The Fed had already committed to purchasing $500 billion of Treasury securities and $200 billion of mortgage-backed securities, but imposed no limits on the swathe of new measures it announced on 23 March.
“The Federal Reserve will continue to purchase Treasury securities and agency mortgage-backed securities in the amounts needed to support smooth market functioning and effective transmission of monetary policy to broader financial conditions,” the Fed said in a statement.
That effectively means that the Fed is willing to engage in large-scale asset purchases for as long as it takes to set markets straight. It will also significantly expand the range of that program to include corporate bonds issued by “investment grade US companies and US-listed exchange-traded funds whose investment objective is to provide broad exposure to the market for US investment grade corporate bonds.”
The Fed’s previous actions – including the multitrillion-dollar expansion of its overnight repo program – have done little to calm markets amidst uncertainty over the coronavirus outbreak.
“The Fed has thrown another lifeline to markets and the economy as the COVID-related disruption continues to ripple through the system,” said Anna Stupnytska, global head of macro at Fidelity International.
“As its earlier interventions failed to abate severe stresses that have emerged in both US Treasury and mortgage-backed security (MBS) markets, the Fed has now pulled out the ultimate card – QE infinity – committing to unlimited purchases of government bonds and MBS. In addition, a number of new lending facilities have been unveiled, aimed at supporting the US corporate sector and households. This includes an unprecedented step to buy corporate debt – something other major central banks have done since the last crisis, but the Fed had so far managed to avoid.”

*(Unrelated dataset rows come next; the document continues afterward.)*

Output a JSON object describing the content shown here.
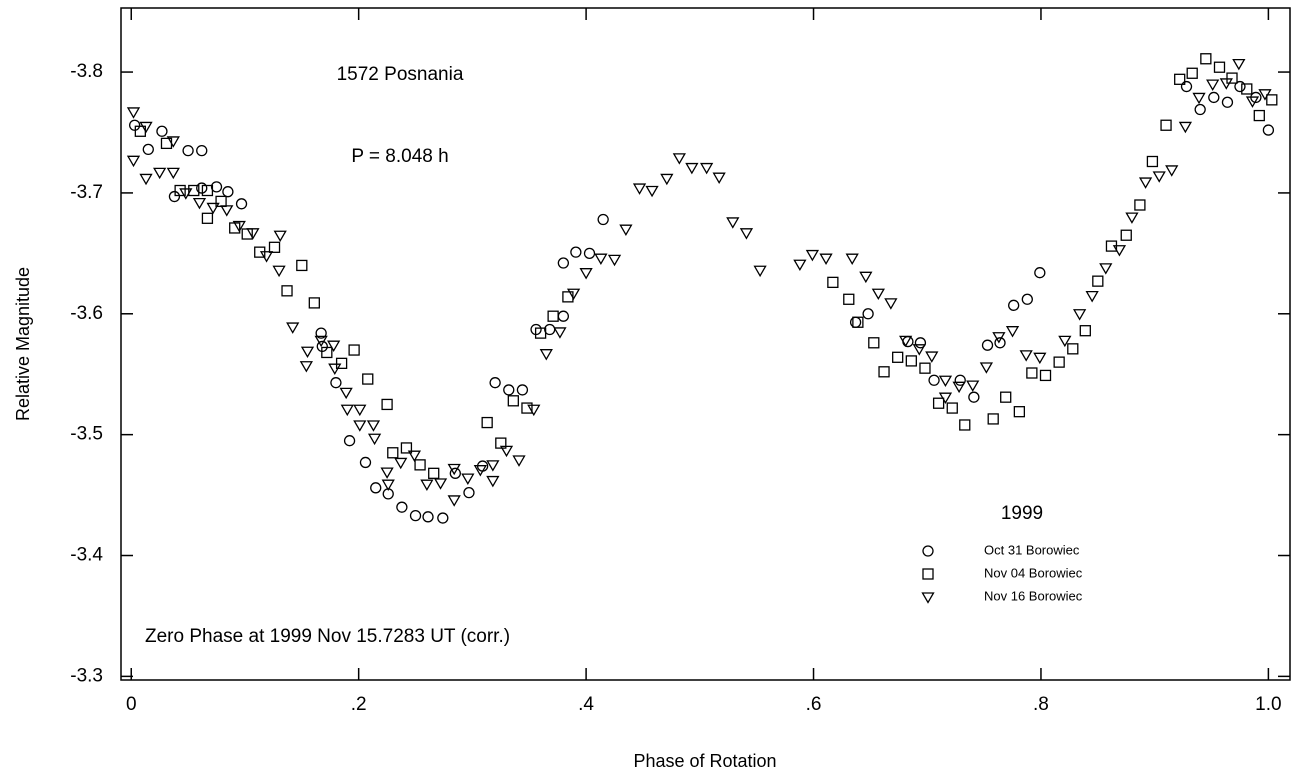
{
  "chart_data": {
    "type": "scatter",
    "annotations": [
      "1572 Posnania",
      "P = 8.048 h",
      "Zero Phase at 1999 Nov 15.7283 UT (corr.)"
    ],
    "x_label": "Phase of Rotation",
    "y_label": "Relative Magnitude",
    "legend_title": "1999",
    "legend": "lower right",
    "xlim": [
      -0.009,
      1.019
    ],
    "ylim": [
      -3.297,
      -3.853
    ],
    "xticks": [
      0,
      {
        "value": 0.2,
        "label": ".2"
      },
      {
        "value": 0.4,
        "label": ".4"
      },
      {
        "value": 0.6,
        "label": ".6"
      },
      {
        "value": 0.8,
        "label": ".8"
      },
      {
        "value": 1,
        "label": "1.0"
      }
    ],
    "yticks": [
      -3.8,
      -3.7,
      -3.6,
      -3.5,
      -3.4,
      -3.3
    ],
    "series": [
      {
        "name": "Oct 31 Borowiec",
        "color": "#000000",
        "marker": "circle",
        "x": [
          0.003,
          0.015,
          0.027,
          0.038,
          0.05,
          0.062,
          0.062,
          0.075,
          0.085,
          0.097,
          0.167,
          0.168,
          0.18,
          0.192,
          0.206,
          0.215,
          0.226,
          0.238,
          0.25,
          0.261,
          0.274,
          0.285,
          0.297,
          0.309,
          0.32,
          0.332,
          0.344,
          0.356,
          0.368,
          0.38,
          0.38,
          0.391,
          0.403,
          0.415,
          0.637,
          0.648,
          0.683,
          0.694,
          0.706,
          0.729,
          0.741,
          0.753,
          0.764,
          0.776,
          0.788,
          0.799,
          0.928,
          0.94,
          0.952,
          0.964,
          0.975,
          0.989,
          1.0
        ],
        "values": [
          -3.756,
          -3.736,
          -3.751,
          -3.697,
          -3.735,
          -3.735,
          -3.704,
          -3.705,
          -3.701,
          -3.691,
          -3.584,
          -3.573,
          -3.543,
          -3.495,
          -3.477,
          -3.456,
          -3.451,
          -3.44,
          -3.433,
          -3.432,
          -3.431,
          -3.468,
          -3.452,
          -3.474,
          -3.543,
          -3.537,
          -3.537,
          -3.587,
          -3.587,
          -3.598,
          -3.642,
          -3.651,
          -3.65,
          -3.678,
          -3.593,
          -3.6,
          -3.577,
          -3.576,
          -3.545,
          -3.545,
          -3.531,
          -3.574,
          -3.576,
          -3.607,
          -3.612,
          -3.634,
          -3.788,
          -3.769,
          -3.779,
          -3.775,
          -3.788,
          -3.779,
          -3.752
        ]
      },
      {
        "name": "Nov 04 Borowiec",
        "color": "#000000",
        "marker": "square",
        "x": [
          0.008,
          0.031,
          0.043,
          0.055,
          0.067,
          0.067,
          0.079,
          0.091,
          0.102,
          0.113,
          0.126,
          0.137,
          0.15,
          0.161,
          0.172,
          0.185,
          0.196,
          0.208,
          0.225,
          0.23,
          0.242,
          0.254,
          0.266,
          0.313,
          0.325,
          0.336,
          0.348,
          0.36,
          0.371,
          0.384,
          0.617,
          0.631,
          0.639,
          0.653,
          0.662,
          0.674,
          0.686,
          0.698,
          0.71,
          0.722,
          0.733,
          0.758,
          0.769,
          0.781,
          0.792,
          0.804,
          0.816,
          0.828,
          0.839,
          0.85,
          0.862,
          0.875,
          0.887,
          0.898,
          0.91,
          0.922,
          0.933,
          0.945,
          0.957,
          0.968,
          0.981,
          0.992,
          1.003
        ],
        "values": [
          -3.751,
          -3.741,
          -3.702,
          -3.702,
          -3.679,
          -3.702,
          -3.693,
          -3.671,
          -3.666,
          -3.651,
          -3.655,
          -3.619,
          -3.64,
          -3.609,
          -3.568,
          -3.559,
          -3.57,
          -3.546,
          -3.525,
          -3.485,
          -3.489,
          -3.475,
          -3.468,
          -3.51,
          -3.493,
          -3.528,
          -3.522,
          -3.584,
          -3.598,
          -3.614,
          -3.626,
          -3.612,
          -3.593,
          -3.576,
          -3.552,
          -3.564,
          -3.561,
          -3.555,
          -3.526,
          -3.522,
          -3.508,
          -3.513,
          -3.531,
          -3.519,
          -3.551,
          -3.549,
          -3.56,
          -3.571,
          -3.586,
          -3.627,
          -3.656,
          -3.665,
          -3.69,
          -3.726,
          -3.756,
          -3.794,
          -3.799,
          -3.811,
          -3.804,
          -3.795,
          -3.786,
          -3.764,
          -3.777
        ]
      },
      {
        "name": "Nov 16 Borowiec",
        "color": "#000000",
        "marker": "triangle-down",
        "x": [
          0.002,
          0.002,
          0.013,
          0.013,
          0.025,
          0.037,
          0.037,
          0.048,
          0.06,
          0.072,
          0.084,
          0.095,
          0.107,
          0.119,
          0.13,
          0.131,
          0.142,
          0.154,
          0.155,
          0.167,
          0.178,
          0.179,
          0.189,
          0.19,
          0.201,
          0.201,
          0.213,
          0.214,
          0.225,
          0.226,
          0.237,
          0.249,
          0.26,
          0.272,
          0.284,
          0.284,
          0.296,
          0.307,
          0.318,
          0.318,
          0.33,
          0.341,
          0.354,
          0.365,
          0.377,
          0.389,
          0.4,
          0.413,
          0.425,
          0.435,
          0.447,
          0.458,
          0.471,
          0.482,
          0.493,
          0.506,
          0.517,
          0.529,
          0.541,
          0.553,
          0.588,
          0.599,
          0.611,
          0.634,
          0.646,
          0.657,
          0.668,
          0.681,
          0.693,
          0.704,
          0.716,
          0.716,
          0.728,
          0.74,
          0.752,
          0.763,
          0.775,
          0.787,
          0.799,
          0.821,
          0.834,
          0.845,
          0.857,
          0.869,
          0.88,
          0.892,
          0.904,
          0.915,
          0.927,
          0.939,
          0.951,
          0.963,
          0.974,
          0.986,
          0.997
        ],
        "values": [
          -3.767,
          -3.727,
          -3.755,
          -3.712,
          -3.717,
          -3.743,
          -3.717,
          -3.7,
          -3.692,
          -3.688,
          -3.686,
          -3.673,
          -3.667,
          -3.648,
          -3.636,
          -3.665,
          -3.589,
          -3.557,
          -3.569,
          -3.578,
          -3.574,
          -3.555,
          -3.535,
          -3.521,
          -3.508,
          -3.521,
          -3.508,
          -3.497,
          -3.469,
          -3.459,
          -3.477,
          -3.483,
          -3.459,
          -3.46,
          -3.446,
          -3.472,
          -3.464,
          -3.471,
          -3.462,
          -3.475,
          -3.487,
          -3.479,
          -3.521,
          -3.567,
          -3.585,
          -3.617,
          -3.634,
          -3.646,
          -3.645,
          -3.67,
          -3.704,
          -3.702,
          -3.712,
          -3.729,
          -3.721,
          -3.721,
          -3.713,
          -3.676,
          -3.667,
          -3.636,
          -3.641,
          -3.649,
          -3.646,
          -3.646,
          -3.631,
          -3.617,
          -3.609,
          -3.578,
          -3.571,
          -3.565,
          -3.531,
          -3.545,
          -3.54,
          -3.541,
          -3.556,
          -3.581,
          -3.586,
          -3.566,
          -3.564,
          -3.578,
          -3.6,
          -3.615,
          -3.638,
          -3.653,
          -3.68,
          -3.709,
          -3.714,
          -3.719,
          -3.755,
          -3.779,
          -3.79,
          -3.791,
          -3.807,
          -3.776,
          -3.782
        ]
      }
    ]
  }
}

Further measures include the reopening of the Term Asset-Backed Securities Loan Facility (TALF), which will enable the issuance of asset-backed securities backed by student, auto, and credit card loans, as well as loans guaranteed by the Small Business Administration (SBA).
“The coronavirus pandemic is causing tremendous hardship across the United States and around the world,” the Fed said.
“While great uncertainty remains, it has become clear that our economy will face severe disruptions. Aggressive efforts must be taken across the public and private sectors to limit the losses to jobs and incomes and to promote a swift recovery once the disruptions abate.”